The Organization for Human Rights in Judea and Samaria has accused Israeli authorities of unfairly and selectively enforcing laws for Jewish and Arab residents of the mixed city of Hevron. For years, visitors arriving at the Cave of the Patriarchs in the holy city have been greeted by Jewish music emanating from loudspeakers atop the Gutnick Center next door to the ancient site. But on Thursday, the music was banned and Ofer Ochana, a resident of nearby Kiryat Arba, was interrogated and threatened by the police.
Following the investigation, Ochana was warned that if he attempted to broadcast music over the speakers again he would be arrested and brought up on charges. From information received by the Hevron Jewish community, this police action was most likely a direct order from the new military commander of the central region, who also reportedly demanded that the police carefully examine the law and find a criminal offense that could be attributed to Ochana. The police discovered several laws relating to noise being broadcast publicly from a business in a residential neighborhood. Ochana, who also directs a store and banquet hall inside the building, was then summoned, interrogated and warned. His speakers were disabled and the music was silenced.
As a result of these measures, the Organization for Human Rights in Judea and Samaria sent a letter to regional police commander Itzik Rachamim, titled “Selective law enforcement regarding loudspeakers in the vicinity of Ma’arat HaMachpela.”
The letter reads as follows:
“For years Jewish worshipers at the Cave of the Patriarchs have complained about the unreasonable and illegal noise of loudspeakers sounding the Muslim calls to prayer into the area assigned exclusively for Jewish worship, and in the Machpela courtyard. There is no need for this because these areas are not used for Muslim prayer (excepting 10 days a year). Two years ago a professional examination was carried out in order to measure the noise level compared to conventional criteria. The results, delivered to the Hevron DCO reported that ‘if the regulations to prevent hazards (unreasonable noise) from 1990 were applied in this case, the noise levels recorded very highly exceed permissible levels.’
Despite these official inquiries, nothing was done to stop the daily disturbances which greatly impaired daily Jewish worship at the site. This, despite the fact that the Supreme Court recognized the right of prayer as one the foremost of human rights. In light of this, it is very puzzling why Mr. Ofer Ochana is being investigated for playing Jewish prayer music from the speakers (with far less intensity than the Muslim prayer calls) at the Gutnick Center, an area allocated for Jewish worship with the specific goal of creating an atmosphere of Jewish worship.
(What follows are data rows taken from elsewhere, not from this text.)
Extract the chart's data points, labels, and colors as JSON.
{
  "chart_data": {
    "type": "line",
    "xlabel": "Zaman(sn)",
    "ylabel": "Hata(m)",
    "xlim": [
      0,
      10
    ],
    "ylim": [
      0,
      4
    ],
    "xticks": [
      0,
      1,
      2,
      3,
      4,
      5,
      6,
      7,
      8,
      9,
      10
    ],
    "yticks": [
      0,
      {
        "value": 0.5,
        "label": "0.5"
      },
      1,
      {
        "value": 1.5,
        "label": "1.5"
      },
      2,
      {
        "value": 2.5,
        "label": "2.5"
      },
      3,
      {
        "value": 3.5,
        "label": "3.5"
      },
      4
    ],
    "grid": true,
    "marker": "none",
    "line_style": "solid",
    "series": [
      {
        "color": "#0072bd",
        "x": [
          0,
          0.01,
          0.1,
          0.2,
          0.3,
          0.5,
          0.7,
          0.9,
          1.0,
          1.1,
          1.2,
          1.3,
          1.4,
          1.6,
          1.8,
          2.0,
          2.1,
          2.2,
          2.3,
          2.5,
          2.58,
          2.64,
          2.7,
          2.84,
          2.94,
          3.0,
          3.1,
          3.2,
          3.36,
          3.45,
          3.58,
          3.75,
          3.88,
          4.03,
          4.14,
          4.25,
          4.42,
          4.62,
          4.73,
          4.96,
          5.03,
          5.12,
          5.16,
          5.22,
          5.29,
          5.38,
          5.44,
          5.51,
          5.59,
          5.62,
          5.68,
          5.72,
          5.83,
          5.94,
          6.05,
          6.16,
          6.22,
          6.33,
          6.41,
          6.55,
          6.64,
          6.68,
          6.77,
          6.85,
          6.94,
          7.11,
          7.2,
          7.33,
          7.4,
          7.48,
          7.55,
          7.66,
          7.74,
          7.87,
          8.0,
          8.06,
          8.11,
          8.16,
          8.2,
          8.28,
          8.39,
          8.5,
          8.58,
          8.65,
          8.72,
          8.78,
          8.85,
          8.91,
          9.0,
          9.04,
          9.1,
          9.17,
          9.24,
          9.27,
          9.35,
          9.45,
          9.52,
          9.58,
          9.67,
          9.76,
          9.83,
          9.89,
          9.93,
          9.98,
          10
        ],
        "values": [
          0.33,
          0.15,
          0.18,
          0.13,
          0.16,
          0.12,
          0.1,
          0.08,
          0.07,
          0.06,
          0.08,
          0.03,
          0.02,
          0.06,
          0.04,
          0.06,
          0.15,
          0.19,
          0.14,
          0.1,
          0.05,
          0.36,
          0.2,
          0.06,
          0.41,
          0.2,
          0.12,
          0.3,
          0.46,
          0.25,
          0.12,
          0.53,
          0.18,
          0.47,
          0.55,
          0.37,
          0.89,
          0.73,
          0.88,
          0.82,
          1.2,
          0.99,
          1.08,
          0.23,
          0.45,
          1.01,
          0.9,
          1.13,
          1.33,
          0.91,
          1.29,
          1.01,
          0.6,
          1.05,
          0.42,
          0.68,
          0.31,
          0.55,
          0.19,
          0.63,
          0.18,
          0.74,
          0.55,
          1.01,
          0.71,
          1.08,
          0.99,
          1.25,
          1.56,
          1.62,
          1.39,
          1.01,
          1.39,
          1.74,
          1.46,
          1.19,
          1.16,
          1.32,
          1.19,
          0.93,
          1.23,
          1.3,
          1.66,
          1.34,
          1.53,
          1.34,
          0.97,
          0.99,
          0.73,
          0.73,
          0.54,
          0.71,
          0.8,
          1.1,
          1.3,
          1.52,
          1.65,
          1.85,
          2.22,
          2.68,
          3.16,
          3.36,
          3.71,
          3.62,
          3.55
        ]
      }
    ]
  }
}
Much graver is the threat that he would be arrested immediately if he dared to play Jewish music in this area again while no similar criminal steps were taken towards the Arab muezzin.
If the criterion which you utilize to examine the decision whether to conduct a criminal investigation and threaten detention is a suspicion of ‘breach of peace’ (the language of Section 194 (a) of the Penal Code) - then there is enough to push the public Jewish worshipers at the Cave of the Patriarchs to take steps which will be understood to reveal that their welfare and tranquility have been violated by the muezzin’s call to prayer…
Your action yesterday can only be defined as selective law enforcement, represents serious denial of freedom of expression and freedom of worship, and only encourages violent reactions. I ask you to explain why this extreme step was taken and, why you do not enforce the law equally, allowing freedom of expression and worship equally to the two religions.”
A Copy of this letter was sent to the Minister of Religious Affairs, other ministers and to several members of Knesset.